Дойдя до конца, я перечитала его заново. А потом и в третий раз. И пусть это и пролило свет на то, кто мой отец, и на ту часть прошлого моей матери, которую я даже никогда не думала узнать, и я даже не была уверена, что хотела бы знать это, все, о чем я могла думать, – нелепая ночная рубашка, которую я нашла в ее гардеробе и надела на День всех святых. И я рассмеялась, хотя руки тряслись, а слезы катились по лицу. Моя мама – у которой было слишком много слишком тесных блузок, которая слишком много курила и которая была очень и очень далека от идеала – она обнимала меня. Она любила меня. Единственным способом, которым могла.

Наконец я собралась, встала с пола, взяла письмо мамы и положила в стопку вещей, которые хотела бы оставить, и вернулась к остальным вещам.
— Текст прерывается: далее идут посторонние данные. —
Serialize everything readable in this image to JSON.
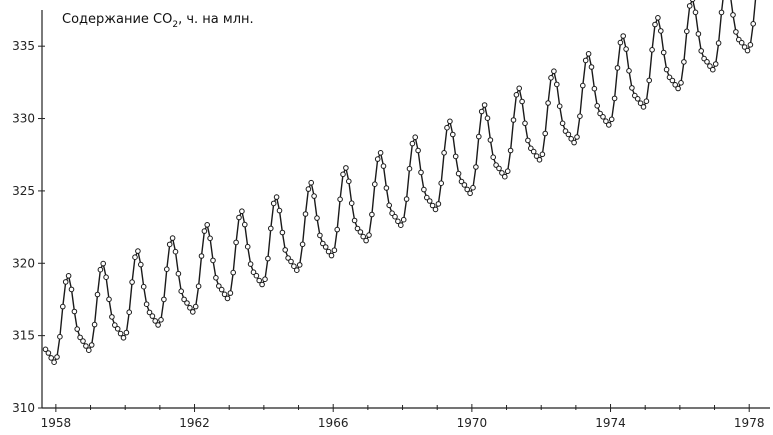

Через несколько часов, когда мышцы заболели, я спустилась, удовлетворенная работой за день. Я села на диван, взяла книгу с одной из шатких стопок и решила провести остаток вечера за чтением, пока Руфус улегся у меня в ногах. Завтра я передвину свою мебель в ее комнату. Сразу после того, как позвоню доктору Чен.